首先會統計平均幀大小的_avgFrameSize和最大的幀大小_maxFrameSize。

然后開始計算deviation，deviation是公式2.3.7中的$d(i) - H*theta\_hat^{-}(i)$。最開始的時候，我曾把它直接理解成觀測誤差v(i)，因為它很像公式2.3.2的變形，也就是觀測值-H*實際值=觀測噪聲，看起來很合理，但可惜$theta\_hat^{-}(i)$不是一個實際值，它是所有實際值的期望，所以這里就把它稱為deviation，雖然不是觀測誤差，但是deviation和觀測誤差是相近的。

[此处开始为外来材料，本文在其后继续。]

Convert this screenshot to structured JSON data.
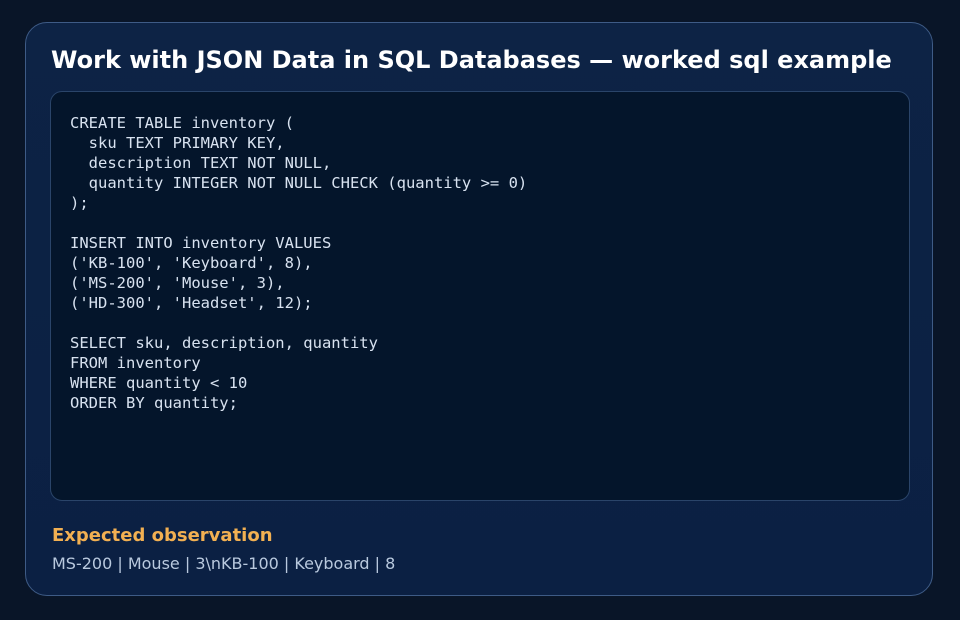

deviation的具體計算過程如下, 有一個隱藏點，由於$theta\_hat^{-}(i) = theta\_hat(i-1)$，所以在計算過程中直接把$theta\_hat(i-1)$拿來用了

/**
 * @description: 利用先驗期望計算deviation，計算公式為: v(i) = d(i) - H *theta_hat(i)
 * v(i): 觀測值和先驗
 * d(i): frameDelayMs 觀測值
 * theta_hat(i): theta是一個二維向量[1/C(i)  m(i)]^T, 
 * 1/C(i)是傳輸速率倒數，m(i-1)是網絡時延，theta_hat(i-1) 表示i-1時刻該向量期望，也就是后驗值
 * H(i): [dL(i)  1]^T, dL(i)為第i幀和第i-1幀的數據量之差
 * @param {frameDelayMS} 此幀距上幀到達的時間間隔
 * @param {deltaFSBytes} 此幀和上幀大小相差
 * @return {觀測噪聲值}
 */
double VCMJitterEstimator::DeviationFromExpectedDelay(
    int64_t frameDelayMS,
    int32_t deltaFSBytes) const {
  // d(i) - H(i) *theta_hatˉ(i) =d(i) - _theta[0] * deltaFSBytes + _theta[1] * 1
  // 注意! 此處使用的_theta[0]和 _theta[1] 實際上是theta_hat(i-1)
  // 但由於theta_hatˉ(i) = theta_hat(i-1)，所以直接拿來用了
  return frameDelayMS - (_theta[0] * deltaFSBytes + _theta[1]);
}

在計算完deviation之后，會根據這個deviation去判斷當前采樣點在概率分布上是否為一個超過一個異常邊界的異常值，如果不是異常值，會使用它對觀測噪聲概率分布進行更新，但是這里設置的，如果是，則直接用異常邊界去更新觀測噪聲概率分布。但這個異常邊界的值被設置為15，這個分位點在標准正態分布中是非常非常大的，根據標准正態分布表，設置到3.5已經是萬分之一的概率了，至今想不明白這個點。不知道是否哪里理解錯了，希望知道有緣人告知一下呀。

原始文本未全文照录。